Pre-donation Assessment of Cystatin C to Improve Prediction of Pre- and Post-Donation GFR in Potential Living Kidney Donors

Author:

van der Weijden Jessica1ORCID,Kremer Daan1ORCID,Westenberg Lisa B12ORCID,Sanders Jan-Stephan F1,Pol Robert A2,Nolte Ilja M3,De Borst Martin H1ORCID,Berger Stefan P1,Bakker Stephan J L1,van Londen Marco1ORCID

Affiliation:

1. Division of Nephrology, Department of Internal Medicine, University Medical Center Groningen, University of Groningen , Groningen , The Netherlands

2. Department of Surgery, University Medical Center Groningen, University of Groningen , Groningen , The Netherlands

3. Department of Epidemiology, University Medical Center Groningen, University of Groningen , Groningen , The Netherlands

Abstract

Abstract Background and hypothesis Accurate estimation of glomerular filtration rate (GFR) is crucial in living kidney donation.

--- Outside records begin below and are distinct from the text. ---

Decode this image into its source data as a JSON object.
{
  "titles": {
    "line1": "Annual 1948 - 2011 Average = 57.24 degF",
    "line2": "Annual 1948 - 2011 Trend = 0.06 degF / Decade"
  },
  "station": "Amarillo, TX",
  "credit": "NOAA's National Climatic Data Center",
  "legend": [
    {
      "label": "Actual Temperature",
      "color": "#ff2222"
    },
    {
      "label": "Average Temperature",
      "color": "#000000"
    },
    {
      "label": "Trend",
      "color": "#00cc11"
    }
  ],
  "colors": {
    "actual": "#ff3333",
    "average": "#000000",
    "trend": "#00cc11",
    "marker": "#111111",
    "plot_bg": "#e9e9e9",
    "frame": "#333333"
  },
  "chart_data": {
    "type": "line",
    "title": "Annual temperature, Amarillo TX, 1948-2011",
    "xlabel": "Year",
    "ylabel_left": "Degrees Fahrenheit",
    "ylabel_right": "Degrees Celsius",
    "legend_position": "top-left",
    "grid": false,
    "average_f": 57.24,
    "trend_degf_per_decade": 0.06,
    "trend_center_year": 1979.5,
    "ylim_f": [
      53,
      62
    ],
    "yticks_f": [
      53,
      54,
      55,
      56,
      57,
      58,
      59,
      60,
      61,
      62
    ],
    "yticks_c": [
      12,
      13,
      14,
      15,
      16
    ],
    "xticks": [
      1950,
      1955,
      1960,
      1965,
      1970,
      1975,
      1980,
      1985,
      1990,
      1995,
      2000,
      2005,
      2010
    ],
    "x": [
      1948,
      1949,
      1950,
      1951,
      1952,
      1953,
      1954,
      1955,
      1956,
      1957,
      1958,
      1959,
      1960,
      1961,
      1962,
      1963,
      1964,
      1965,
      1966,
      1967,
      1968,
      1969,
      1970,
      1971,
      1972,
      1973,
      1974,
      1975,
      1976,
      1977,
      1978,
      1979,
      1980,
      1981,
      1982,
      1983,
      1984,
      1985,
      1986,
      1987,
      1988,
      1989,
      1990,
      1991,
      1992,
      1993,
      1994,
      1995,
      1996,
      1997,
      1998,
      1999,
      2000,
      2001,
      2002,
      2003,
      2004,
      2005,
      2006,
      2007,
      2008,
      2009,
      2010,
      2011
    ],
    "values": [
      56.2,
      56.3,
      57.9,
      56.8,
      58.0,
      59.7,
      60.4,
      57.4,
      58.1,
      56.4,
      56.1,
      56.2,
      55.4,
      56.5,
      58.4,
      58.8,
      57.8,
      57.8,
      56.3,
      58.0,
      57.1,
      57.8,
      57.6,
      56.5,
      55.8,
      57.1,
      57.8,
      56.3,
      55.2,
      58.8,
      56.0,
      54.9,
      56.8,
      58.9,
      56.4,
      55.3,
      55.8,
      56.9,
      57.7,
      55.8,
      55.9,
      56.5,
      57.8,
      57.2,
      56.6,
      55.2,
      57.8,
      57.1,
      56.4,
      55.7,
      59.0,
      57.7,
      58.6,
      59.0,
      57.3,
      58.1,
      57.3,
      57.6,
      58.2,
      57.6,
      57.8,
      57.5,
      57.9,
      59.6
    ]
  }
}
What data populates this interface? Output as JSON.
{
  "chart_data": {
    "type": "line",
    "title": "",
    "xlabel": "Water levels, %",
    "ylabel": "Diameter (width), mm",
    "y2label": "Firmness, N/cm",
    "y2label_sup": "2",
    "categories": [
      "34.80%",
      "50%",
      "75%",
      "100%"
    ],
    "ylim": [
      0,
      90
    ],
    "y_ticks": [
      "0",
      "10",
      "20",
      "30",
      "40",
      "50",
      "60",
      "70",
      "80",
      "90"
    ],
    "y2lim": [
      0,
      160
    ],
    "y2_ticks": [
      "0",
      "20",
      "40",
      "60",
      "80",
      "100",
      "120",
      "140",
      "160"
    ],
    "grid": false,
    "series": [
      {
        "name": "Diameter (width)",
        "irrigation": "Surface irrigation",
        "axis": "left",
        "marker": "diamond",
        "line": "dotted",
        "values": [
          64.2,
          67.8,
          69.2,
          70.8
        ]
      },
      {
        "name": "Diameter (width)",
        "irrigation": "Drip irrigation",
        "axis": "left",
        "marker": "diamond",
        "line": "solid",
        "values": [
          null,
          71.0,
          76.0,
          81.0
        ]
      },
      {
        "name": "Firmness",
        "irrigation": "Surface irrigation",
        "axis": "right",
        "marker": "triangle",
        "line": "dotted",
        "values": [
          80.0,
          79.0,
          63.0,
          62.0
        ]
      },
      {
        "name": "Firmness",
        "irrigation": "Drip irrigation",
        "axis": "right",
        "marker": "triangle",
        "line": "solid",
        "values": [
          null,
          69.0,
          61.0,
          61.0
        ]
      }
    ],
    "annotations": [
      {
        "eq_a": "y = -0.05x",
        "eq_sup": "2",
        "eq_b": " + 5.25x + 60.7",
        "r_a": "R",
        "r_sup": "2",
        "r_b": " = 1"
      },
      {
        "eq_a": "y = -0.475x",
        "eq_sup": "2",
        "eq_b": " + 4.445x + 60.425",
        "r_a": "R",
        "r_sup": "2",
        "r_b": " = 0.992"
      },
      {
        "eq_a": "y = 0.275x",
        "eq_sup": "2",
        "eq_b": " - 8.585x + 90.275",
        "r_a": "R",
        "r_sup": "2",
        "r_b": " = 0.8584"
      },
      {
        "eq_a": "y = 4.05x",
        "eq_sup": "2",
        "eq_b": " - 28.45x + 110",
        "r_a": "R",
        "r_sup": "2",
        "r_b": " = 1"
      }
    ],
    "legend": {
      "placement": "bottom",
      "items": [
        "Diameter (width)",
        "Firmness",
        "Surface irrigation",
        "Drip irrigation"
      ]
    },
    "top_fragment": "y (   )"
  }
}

While most eGFR equations are based on plasma creatinine, its levels are strongly influenced by muscle mass. Application of cystatin C (CysC)-based estimates before donation may improve both estimation of current GFR and prediction of post-donation GFR. Methods We assessed the performance of CKD-EPI equations based on creatinine (eGFRcreat-2009, eGFRcreat-2021), cystatin C (eGFRCysC-2012), or both (eGFRcombined-2012, eGFRcombined-2021) for estimating pre- and post-donation measured GFR in 486 living kidney donors. We subsequently focused on a subgroup of individuals with high/low muscle mass (25% highest/lowest 24-hour urinary creatinine excretion, sex-stratified and height-indexed). Results Pre-donation eGFRcombined 2012 and eGFRcombined 2021 showed the strongest associations with pre- and post-donation mGFR. Pre-donation eGFRcombined 2021 was most accurate for estimating both pre-donation (bias 0.01±11.9 mL/min/1.73m2) and post-donation mGFR (bias 1.3±8.5 mL/min/1.73 m2). In donors with high/low muscle mass, CysC-based equations (with or without creatinine) performed better compared to equations based on only creatinine. Conclusions In conclusion, combined eGFR equations yielded a better estimate of pre- and post-donation mGFR, compared to estimates based on creatinine or CysC only. The added value of CysC seems particularly pronounced in donors with high or low muscle mass.